İran' kabullenene ABD'nin,

Türkiye'ye şaşı bakmasının sebebi de bu.

Planların uygulanması için ,

Türkiye'nin bölgede olmaması lazım.

Meşgul olması lazım.

Onun için terör inanılmaz boyutlarda arttı.

Onun için PYD' ye yapılan yardım,

PKK' yapılan yardım arttı.

Son aşamada güçlü,

Türkiye'ye kafa tutacak bir KÜRT ordusu istiyorlar.

Bunu da adım adım uyguluyorlar.

Ta imzalamadıkları Lozan anlaşmasından beri durum bu.

İşte bizim siyasetçilerimiz bun görmek istemediler.

Genelkurmayın bütün uyarılarını hep göz ardı ettiler.

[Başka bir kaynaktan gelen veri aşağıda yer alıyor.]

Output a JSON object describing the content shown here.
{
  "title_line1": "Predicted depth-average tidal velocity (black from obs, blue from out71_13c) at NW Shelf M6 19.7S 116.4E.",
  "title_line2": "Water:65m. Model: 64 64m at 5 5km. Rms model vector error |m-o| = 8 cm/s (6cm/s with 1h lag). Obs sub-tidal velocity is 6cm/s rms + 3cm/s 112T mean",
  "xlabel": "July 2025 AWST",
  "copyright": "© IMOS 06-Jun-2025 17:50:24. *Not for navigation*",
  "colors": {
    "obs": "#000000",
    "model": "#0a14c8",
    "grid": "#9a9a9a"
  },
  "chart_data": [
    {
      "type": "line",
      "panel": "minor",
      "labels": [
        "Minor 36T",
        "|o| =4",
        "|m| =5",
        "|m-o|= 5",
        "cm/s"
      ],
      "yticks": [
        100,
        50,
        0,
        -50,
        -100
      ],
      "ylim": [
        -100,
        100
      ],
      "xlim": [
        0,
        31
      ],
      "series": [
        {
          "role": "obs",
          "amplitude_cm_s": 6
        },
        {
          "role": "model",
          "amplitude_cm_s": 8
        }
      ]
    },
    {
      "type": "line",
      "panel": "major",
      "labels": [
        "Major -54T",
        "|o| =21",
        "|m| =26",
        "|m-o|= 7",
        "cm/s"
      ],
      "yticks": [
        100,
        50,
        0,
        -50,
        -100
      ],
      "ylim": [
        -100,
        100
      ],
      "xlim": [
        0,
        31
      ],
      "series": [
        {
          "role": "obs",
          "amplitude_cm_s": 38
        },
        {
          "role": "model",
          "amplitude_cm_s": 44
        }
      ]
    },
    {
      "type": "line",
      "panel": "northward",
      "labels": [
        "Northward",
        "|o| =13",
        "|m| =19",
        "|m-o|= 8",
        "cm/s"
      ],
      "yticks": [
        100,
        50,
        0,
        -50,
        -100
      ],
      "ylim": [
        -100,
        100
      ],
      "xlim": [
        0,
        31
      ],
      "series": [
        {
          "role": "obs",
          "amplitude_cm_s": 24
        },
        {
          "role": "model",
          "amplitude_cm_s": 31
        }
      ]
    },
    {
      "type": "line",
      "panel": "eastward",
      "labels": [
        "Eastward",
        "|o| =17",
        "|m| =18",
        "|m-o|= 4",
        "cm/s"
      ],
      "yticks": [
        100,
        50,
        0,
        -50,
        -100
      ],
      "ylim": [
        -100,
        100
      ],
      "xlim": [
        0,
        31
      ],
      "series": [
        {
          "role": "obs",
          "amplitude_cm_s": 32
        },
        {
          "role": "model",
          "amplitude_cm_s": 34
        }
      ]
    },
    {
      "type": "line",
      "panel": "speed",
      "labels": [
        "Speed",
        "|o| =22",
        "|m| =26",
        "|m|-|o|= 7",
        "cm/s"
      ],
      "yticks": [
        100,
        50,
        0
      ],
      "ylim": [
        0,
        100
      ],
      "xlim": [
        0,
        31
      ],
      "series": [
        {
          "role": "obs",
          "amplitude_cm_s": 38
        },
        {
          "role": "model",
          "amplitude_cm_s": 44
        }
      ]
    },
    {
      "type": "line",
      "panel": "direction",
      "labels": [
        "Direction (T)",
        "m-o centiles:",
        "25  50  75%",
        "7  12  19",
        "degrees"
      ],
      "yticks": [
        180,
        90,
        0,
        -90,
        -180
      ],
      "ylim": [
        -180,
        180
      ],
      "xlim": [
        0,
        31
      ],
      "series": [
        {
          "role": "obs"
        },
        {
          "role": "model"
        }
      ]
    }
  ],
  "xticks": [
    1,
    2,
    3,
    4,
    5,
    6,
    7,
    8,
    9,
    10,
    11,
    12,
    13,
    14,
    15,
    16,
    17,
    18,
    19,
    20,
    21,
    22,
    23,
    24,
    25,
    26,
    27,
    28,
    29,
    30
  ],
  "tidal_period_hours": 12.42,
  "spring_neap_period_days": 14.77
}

Hatta ABD karşıtı planlara destek veren askerleri göz altılarla kodeslerle cezalandırdılar.

Üstüne üstlük bizim siyasetçilerimiz,

İnanılmaz HATALAR DA yaptılar.

İşi GÜNLÜK siyaset olarak algıladılar.

Önlerini göremediler.

Veya işlerine geldiği için görmek istemedi.

Bunları görseydiler,

Asla AÇILIM süreci denen,

PKK'nın şehirlere inmesini,

Kent savaşı başlatmasını sağlayan o süreci başlatmazlardı.

Türk ordusunun Irak'a girmesinin önünü kesmezlerdi.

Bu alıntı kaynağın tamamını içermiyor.